Center Director Leslie Francis continues her scholarship in the areas of disability, health privacy, and philosophy of law, among her many areas of interest. With Michael Stein, Anita Silvers, and Bradley Areheart, she published “Accommodating Every Body” in the Chicago Law Review; the article argues for an approach to accommodations in terms of need or effectiveness rather than disability status. Francis also edited a special issue of the Journal of Social Philosophy on technology and new challenges for privacy; her contribution to the issue, co-authored with John Francis, was “Privacy, Confidentiality, and Justice.” She has also published articles this year on disability and end of life decision-making, on obligations to trafficking victims based on problematic law enforcement, and on adolescents and rights to health information. Works in progress include a book on surveillance and public health (with John Francis) and editing the Oxford Handbook of Reproductive Ethics.
In April, Professor Francis was elected President-elect of the Pacific Division of the American Philosophical Association, the highest academic honor of that organization. She continues to serve as an elected vice-president of the International Society for Philosophy of Law and Social Philosophy, as a member of the Ethics Committee of the American Society for Reproductive Medicine, and as Chair of the Board of Utah’s And Justice for All. Although her term as co-chair of the Privacy, Confidentiality, and Security sub-committee of the National Committee on Vital and Health Statistics ended December 1st, she continues to serve NCVHS as a member of their subcommittee on data access and use.

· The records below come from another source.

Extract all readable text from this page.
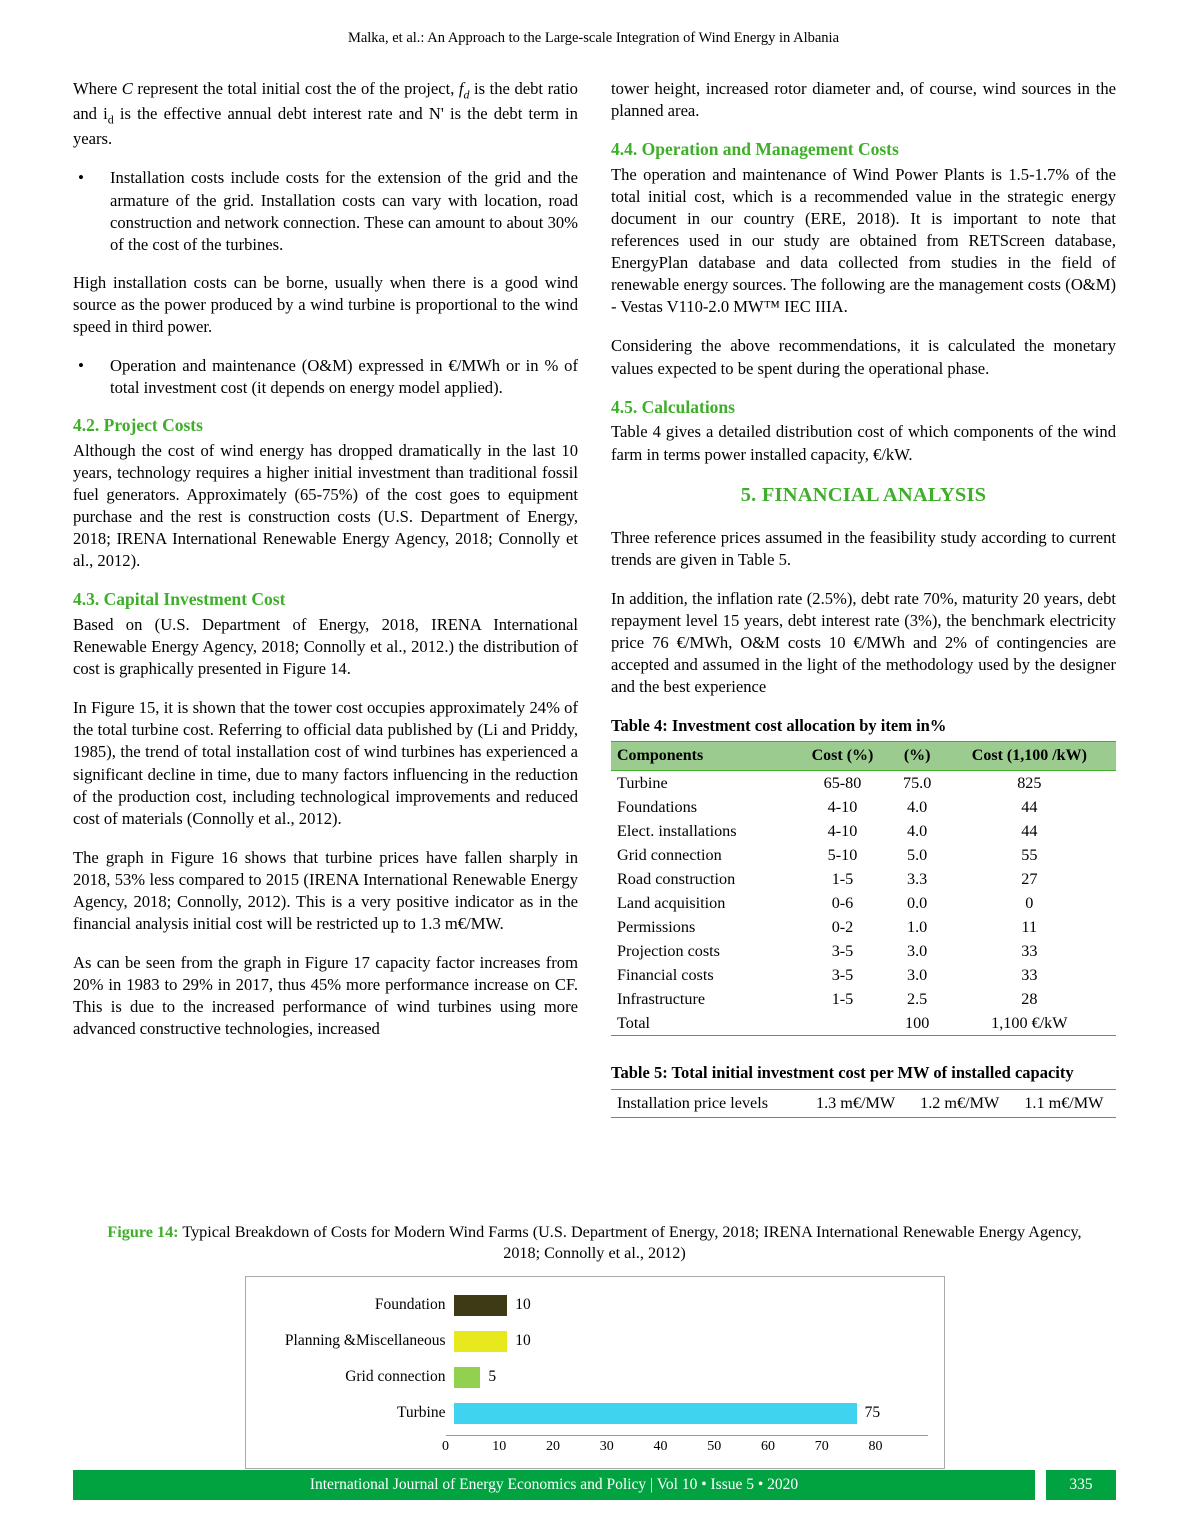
Malka, et al.: An Approach to the Large-scale Integration of Wind Energy in Albania

Where C represent the total initial cost the of the project, $f_d$ is the debt ratio and $i_d$ is the effective annual debt interest rate and N' is the debt term in years.

• Installation costs include costs for the extension of the grid and the armature of the grid. Installation costs can vary with location, road construction and network connection. These can amount to about 30% of the cost of the turbines.

High installation costs can be borne, usually when there is a good wind source as the power produced by a wind turbine is proportional to the wind speed in third power.

• Operation and maintenance (O&M) expressed in €/MWh or in % of total investment cost (it depends on energy model applied).
4.2. Project Costs

Although the cost of wind energy has dropped dramatically in the last 10 years, technology requires a higher initial investment than traditional fossil fuel generators. Approximately (65-75%) of the cost goes to equipment purchase and the rest is construction costs (U.S. Department of Energy, 2018; IRENA International Renewable Energy Agency, 2018; Connolly et al., 2012).

4.3. Capital Investment Cost

Based on (U.S. Department of Energy, 2018, IRENA International Renewable Energy Agency, 2018; Connolly et al., 2012.) the distribution of cost is graphically presented in Figure 14.

In Figure 15, it is shown that the tower cost occupies approximately 24% of the total turbine cost. Referring to official data published by (Li and Priddy, 1985), the trend of total installation cost of wind turbines has experienced a significant decline in time, due to many factors influencing in the reduction of the production cost, including technological improvements and reduced cost of materials (Connolly et al., 2012).

The graph in Figure 16 shows that turbine prices have fallen sharply in 2018, 53% less compared to 2015 (IRENA International Renewable Energy Agency, 2018; Connolly, 2012). This is a very positive indicator as in the financial analysis initial cost will be restricted up to 1.3 m€/MW.

As can be seen from the graph in Figure 17 capacity factor increases from 20% in 1983 to 29% in 2017, thus 45% more performance increase on CF. This is due to the increased performance of wind turbines using more advanced constructive technologies, increased

tower height, increased rotor diameter and, of course, wind sources in the planned area.

4.4. Operation and Management Costs

The operation and maintenance of Wind Power Plants is 1.5-1.7% of the total initial cost, which is a recommended value in the strategic energy document in our country (ERE, 2018). It is important to note that references used in our study are obtained from RETScreen database, EnergyPlan database and data collected from studies in the field of renewable energy sources. The following are the management costs (O&M) - Vestas V110-2.0 MW™ IEC IIIA.

Considering the above recommendations, it is calculated the monetary values expected to be spent during the operational phase.

4.5. Calculations

Table 4 gives a detailed distribution cost of which components of the wind farm in terms power installed capacity, €/kW.

5. FINANCIAL ANALYSIS

Three reference prices assumed in the feasibility study according to current trends are given in Table 5.

In addition, the inflation rate (2.5%), debt rate 70%, maturity 20 years, debt repayment level 15 years, debt interest rate (3%), the benchmark electricity price 76 €/MWh, O&M costs 10 €/MWh and 2% of contingencies are accepted and assumed in the light of the methodology used by the designer and the best experience

Table 4: Investment cost allocation by item in%
Components	Cost (%)	(%)	Cost (1,100 /kW)
Turbine	65-80	75.0	825
Foundations	4-10	4.0	44
Elect. installations	4-10	4.0	44
Grid connection	5-10	5.0	55
Road construction	1-5	3.3	27
Land acquisition	0-6	0.0	0
Permissions	0-2	1.0	11
Projection costs	3-5	3.0	33
Financial costs	3-5	3.0	33
Infrastructure	1-5	2.5	28
Total		100	1,100 €/kW
Table 5: Total initial investment cost per MW of installed capacity
Installation price levels	1.3 m€/MW	1.2 m€/MW	1.1 m€/MW
Figure 14: Typical Breakdown of Costs for Modern Wind Farms (U.S. Department of Energy, 2018; IRENA International Renewable Energy Agency, 2018; Connolly et al., 2012)
Foundation	10
Planning &Miscellaneous	10
Grid connection	5
Turbine	75
0	10	20	30	40	50	60	70	80
International Journal of Energy Economics and Policy | Vol 10 • Issue 5 • 2020	335
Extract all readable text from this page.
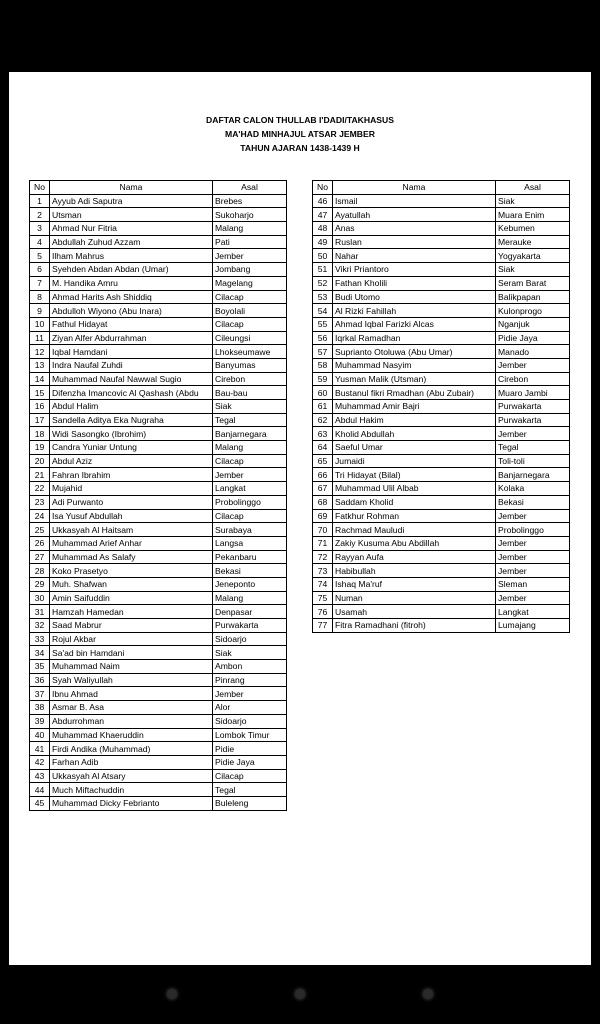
DAFTAR CALON THULLAB I'DADI/TAKHASUS
MA'HAD MINHAJUL ATSAR JEMBER
TAHUN AJARAN 1438-1439 H
No	Nama	Asal
1	Ayyub Adi Saputra	Brebes
2	Utsman	Sukoharjo
3	Ahmad Nur Fitria	Malang
4	Abdullah Zuhud Azzam	Pati
5	Ilham Mahrus	Jember
6	Syehden Abdan Abdan (Umar)	Jombang
7	M. Handika Amru	Magelang
8	Ahmad Harits Ash Shiddiq	Cilacap
9	Abdulloh Wiyono (Abu Inara)	Boyolali
10	Fathul Hidayat	Cilacap
11	Ziyan Alfer Abdurrahman	Cileungsi
12	Iqbal Hamdani	Lhokseumawe
13	Indra Naufal Zuhdi	Banyumas
14	Muhammad Naufal Nawwal Sugio	Cirebon
15	Difenzha Imancovic Al Qashash (Abdu	Bau-bau
16	Abdul Halim	Siak
17	Sandella Aditya Eka Nugraha	Tegal
18	Widi Sasongko (Ibrohim)	Banjarnegara
19	Candra Yuniar Untung	Malang
20	Abdul Aziz	Cilacap
21	Fahran Ibrahim	Jember
22	Mujahid	Langkat
23	Adi Purwanto	Probolinggo
24	Isa Yusuf Abdullah	Cilacap
25	Ukkasyah Al Haitsam	Surabaya
26	Muhammad Arief Anhar	Langsa
27	Muhammad As Salafy	Pekanbaru
28	Koko Prasetyo	Bekasi
29	Muh. Shafwan	Jeneponto
30	Amin Saifuddin	Malang
31	Hamzah Hamedan	Denpasar
32	Saad Mabrur	Purwakarta
33	Rojul Akbar	Sidoarjo
34	Sa'ad bin Hamdani	Siak
35	Muhammad Naim	Ambon
36	Syah Waliyullah	Pinrang
37	Ibnu Ahmad	Jember
38	Asmar B. Asa	Alor
39	Abdurrohman	Sidoarjo
40	Muhammad Khaeruddin	Lombok Timur
41	Firdi Andika (Muhammad)	Pidie
42	Farhan Adib	Pidie Jaya
43	Ukkasyah Al Atsary	Cilacap
44	Much Miftachuddin	Tegal
45	Muhammad Dicky Febrianto	Buleleng
No	Nama	Asal
46	Ismail	Siak
47	Ayatullah	Muara Enim
48	Anas	Kebumen
49	Ruslan	Merauke
50	Nahar	Yogyakarta
51	Vikri Priantoro	Siak
52	Fathan Kholili	Seram Barat
53	Budi Utomo	Balikpapan
54	Al Rizki Fahillah	Kulonprogo
55	Ahmad Iqbal Farizki Alcas	Nganjuk
56	Iqrkal Ramadhan	Pidie Jaya
57	Suprianto Otoluwa (Abu Umar)	Manado
58	Muhammad Nasyim	Jember
59	Yusman Malik (Utsman)	Cirebon
60	Bustanul fikri Rmadhan (Abu Zubair)	Muaro Jambi
61	Muhammad Amir Bajri	Purwakarta
62	Abdul Hakim	Purwakarta
63	Kholid Abdullah	Jember
64	Saeful Umar	Tegal
65	Jumaidi	Toli-toli
66	Tri Hidayat (Bilal)	Banjarnegara
67	Muhammad Ulil Albab	Kolaka
68	Saddam Kholid	Bekasi
69	Fatkhur Rohman	Jember
70	Rachmad Mauludi	Probolinggo
71	Zakiy Kusuma Abu Abdillah	Jember
72	Rayyan Aufa	Jember
73	Habibullah	Jember
74	Ishaq Ma'ruf	Sleman
75	Numan	Jember
76	Usamah	Langkat
77	Fitra Ramadhani (fitroh)	Lumajang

This semester, Professor Rinehart presented her recent scholarly work, Myriad Lessons Learned, at The Meaning of Myriad, a symposium sponsored by the University of California, Irvine, School of Law, to explore the various implications of Association for Molecular Pathology v. Myriad Genetics, Inc., the 2013 Supreme Court case declaring human genes not eligible for patenting. In addition to this and other ongoing scholarship related to the public interest in patents, Professor Rinehart also supervises our Center for Medical Innovation fellows to provide patent services to University of Utah graduate students participating in medical innovation competitions.